I fought to keep my face neutral. If Charles had to explain his every move to his wife, that was his choice. He didn't have to let Caroline control him. He chose to do it. But it grated on me like having your teeth cleaned.

"Just tell her that you had extra animator business. She won't ask details." Caroline thought that our job was gross. Beheading chickens, raising zombies, how uncouth.

"Why do you need to find this prostitute?"

I ignored the question and answered another one. The less Charles knew about Harold Gaynor, the safer he'd be. "I just need someone to look menacing. I don't want to have to shoot some poor slob because he made a pass at me. Okay?"

Charles nodded. "I'll come. I'm flattered you asked."

I smiled encouragingly at him. Truth was that Manny was more dangerous and much better backup. But Manny was like me. He didn't look dangerous. Charles did. I needed a good bluff tonight, not firepower.

I glanced at my watch. It was almost midnight. Jean-Claude had kept me waiting an hour. I looked behind me and caught Willie's gaze. He came towards me immediately. I would try to use this power only for good.

He bent close, but not too close. He glanced at Charles, acknowledging him with a nod. Charles nodded back. Mr. Stoic.

"What ya want?" Willie said.

"Is Jean-Claude ready to see me or not?"

"Yeah, I was just coming to get ya. I didn't know you was expecting company tonight." He looked at Charles.

"He's a coworker."

"A zombie raiser?" Willie asked.

Charles said, "Yes." His dark face was impassive. His look was quietly menacing.

Willie seemed impressed. He nodded. "Sure, ya got zombie work after you see Jean-Claude?"

"Yeah," I said.

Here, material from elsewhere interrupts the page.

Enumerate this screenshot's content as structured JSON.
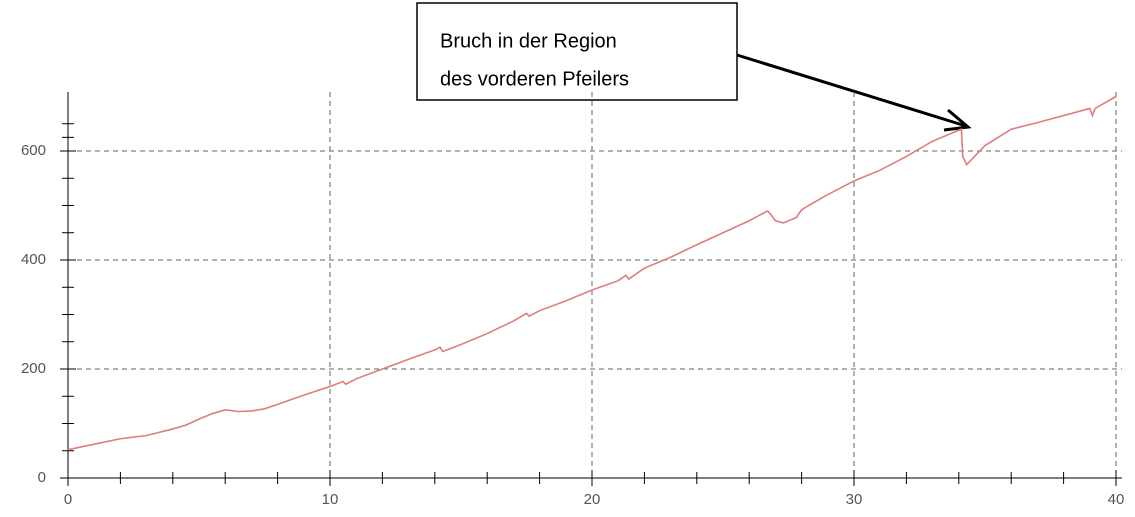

I stood and spoke softly to Charles, though chances were that Willie would hear it. Even the newly dead hear better than most dogs.

"I'll be as quick as I can."

"Alright," he said, "but I need to get home soon."

I understood. He was on a short leash. His own fault, but it seemed to bother me more than it bothered Charles. Maybe it was one of the reasons I'm not married. I'm not big on compromise.